FASHION in the early 1950s was heavily influenced by Christian Dior and his New Look.

Extravagantly full skirts and an ultra-feminine silhouette made the look an instant hit with women but was less popular with the post-war British Government still grappling with shortages and the need for rationing.

Key looks of the era were the figure-hugging pencil skirts and wasp-waisted blouses with peplums, also circle skirts, cut from yards of material and worn with layers of net petticoat.

Dresses had ‘wiggle’ power and were tailored to show off every curve. Marilyn Monroe, the iconic figure of the decade, knew how to work the sheath dress.

The 1950s was a time when teenagers were invented and many modern scientific and technological developments changed the way of life in the Western World.

It was a decade that saw the election of Winston Churchill as British Prime Minister and the marriage of John F Kennedy to another style icon, Jacqueline Bouvier; Elizabeth II was crowned and in 1954 rationing ended.

In 1952 the contraceptive pill was first manufactured, launching the sexual revolution that took hold in the 1960s. A year later the first colour television was demonstrated in New York and the James Bond era began with the film Casino Royale.

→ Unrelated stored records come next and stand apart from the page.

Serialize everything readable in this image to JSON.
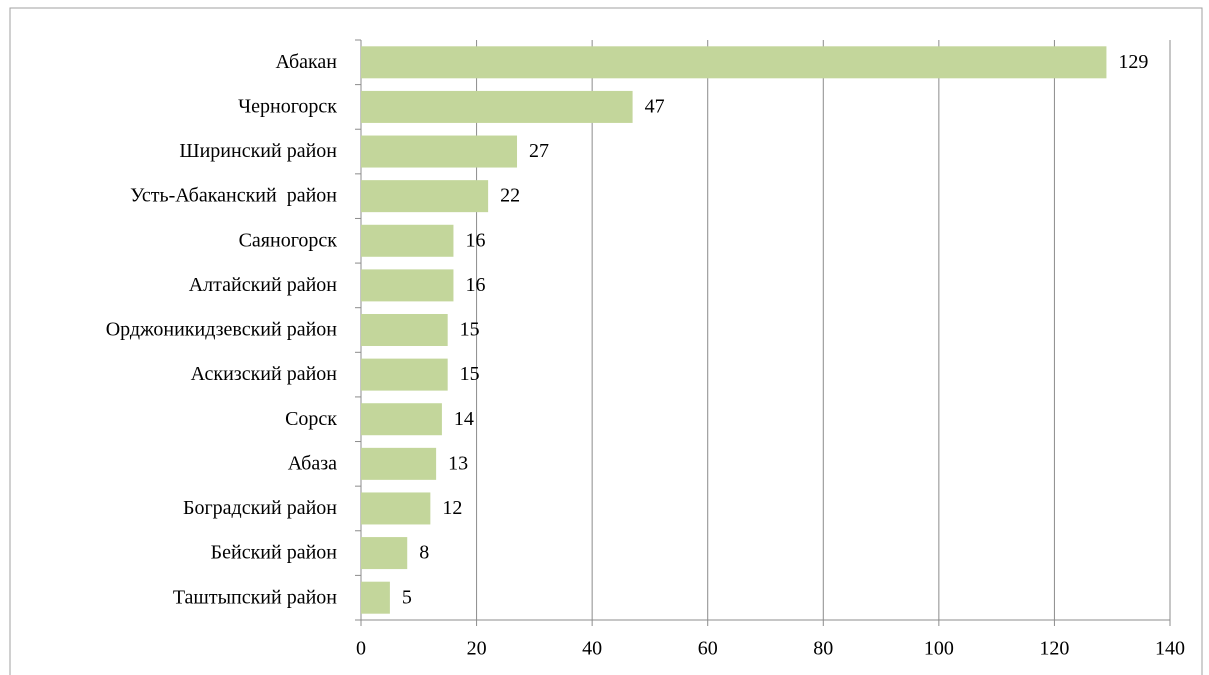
{
  "chart_data": {
    "type": "bar",
    "categories": [
      "Абакан",
      "Черногорск",
      "Ширинский район",
      "Усть-Абаканский  район",
      "Саяногорск",
      "Алтайский район",
      "Орджоникидзевский район",
      "Аскизский район",
      "Сорск",
      "Абаза",
      "Боградский район",
      "Бейский район",
      "Таштыпский район"
    ],
    "values": [
      129,
      47,
      27,
      22,
      16,
      16,
      15,
      15,
      14,
      13,
      12,
      8,
      5
    ],
    "color": "#c3d69b",
    "xlim": [
      0,
      140
    ],
    "xticks": [
      0,
      20,
      40,
      60,
      80,
      100,
      120,
      140
    ],
    "grid": true
  }
}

Male style icons of the period were James Dean and Marlon Brando, who adopted the classic teenage look of Levi jeans, T-shirts and leather jackets.

Fifties styling is enjoying a revival at the moment and has inspired both film and programme makers.

Mad Men, for example, the late Fifties and early Sixties-based American series, has proved to be enormously popular – for both its storylines and fashions.

Perhaps in a time when life is so complicated and austerity measures are in the news on a daily basis, the Fifties offers a nostalgic escape to a simpler, more hopeful era.